The bill was to be unveiled by Rep. Rick A. Lazio (R-N.Y.), who's weighing a conservative challenge to New York Mayor Rudolph W. Giuliani (R) for the 2000 Senate nomination. (A Senate version is sponsored by John H. Chafee [R-R.I.], Connie Mack [R-Fla.] and Joseph I. Lieberman [D-Conn.].)

But David A. Keene, head of the American Conservative Union, sent Lazio an "urgent memorandum" Friday expressing "deep concerns" from the "entire conservative community" about Lazio's "reported plan to join with a liberal Democrat" and introduce the bill. (That would be Rep. Calvin M. Dooley [D-Calif.], a leader of the conservative "Blue Dog" Democrats.)

Keene said he was "baffled" by Lazio's intention to "go radical" on the issue and hoped Lazio would "seriously consider the enormous political and policy downsides of supporting it. . . . I would be surprised if those conservative leaders whom you are currently courting in New York do not share our view on this."

So no announcement today. Lazio's going to meet with opponents of the bill to review their concerns. Stay tuned.

Lost Between F and G

Folks at the Office of Federal Housing Enterprises Oversight might have wondered yesterday why their brown-bag lunch speaker, Richard S. Carnell, assistant secretary of the treasury for financial institutions, was a bit late.

Carnell showed up at the front guard's desk, saying "I'm here to give a speech," and wanting to know where it was to be. The guard had no idea but suggested he find out what floor it was on.
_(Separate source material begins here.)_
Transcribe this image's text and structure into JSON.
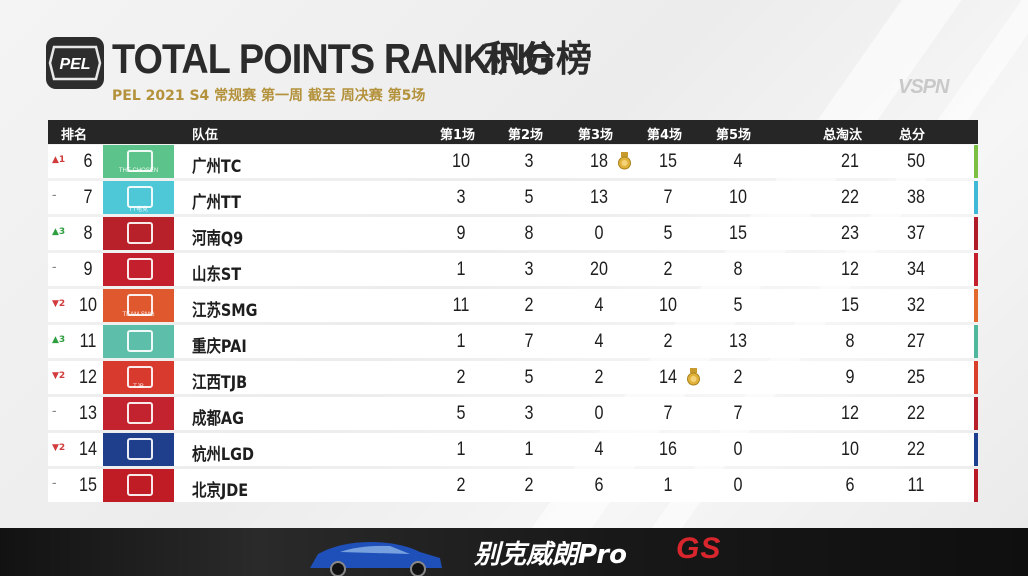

Carnell called his office and was told the fifth floor, whereupon he showed his Treasury Department ID and signed himself in at 12:15. But when he got to the fifth floor, there was hardly anyone about. He asked a receptionist where the conference room was. She pointed out the little room down the hall by the kitchen. He went to find no one there.

A somewhat agitated Carnell then asked the receptionist where his contact person was but the receptionist didn't recognize the name and, to be helpful, searched her staff directory. Carnell, who is leaving the department this month to teach at Fordham, finally figured it out: He was at the headquarters of his archenemies, the Federal Housing Finance Board at 1777 F St. NW. The oversight office is at 1700 G St. NW.

A Carnell spokesman said there had been some confusion about the location, possibly because Carnell had been invited to the American Bar Association lunch by the finance board's former head of congressional affairs, this even though Carnell and Treasury had criticized the board and its banks for collecting federal subsidies and making beaucoup bucks despite straying far from their original mission of helping banks and thrifts finance home mortgages.

"Rick was pleasantly surprised," the spokesman said, that "after so many policy disagreements, the board would invite him to lunch. Rick's only disappointment was that it was a brown-bag lunch, especially considering what experts people at the board are with getting free lunches." Ouch.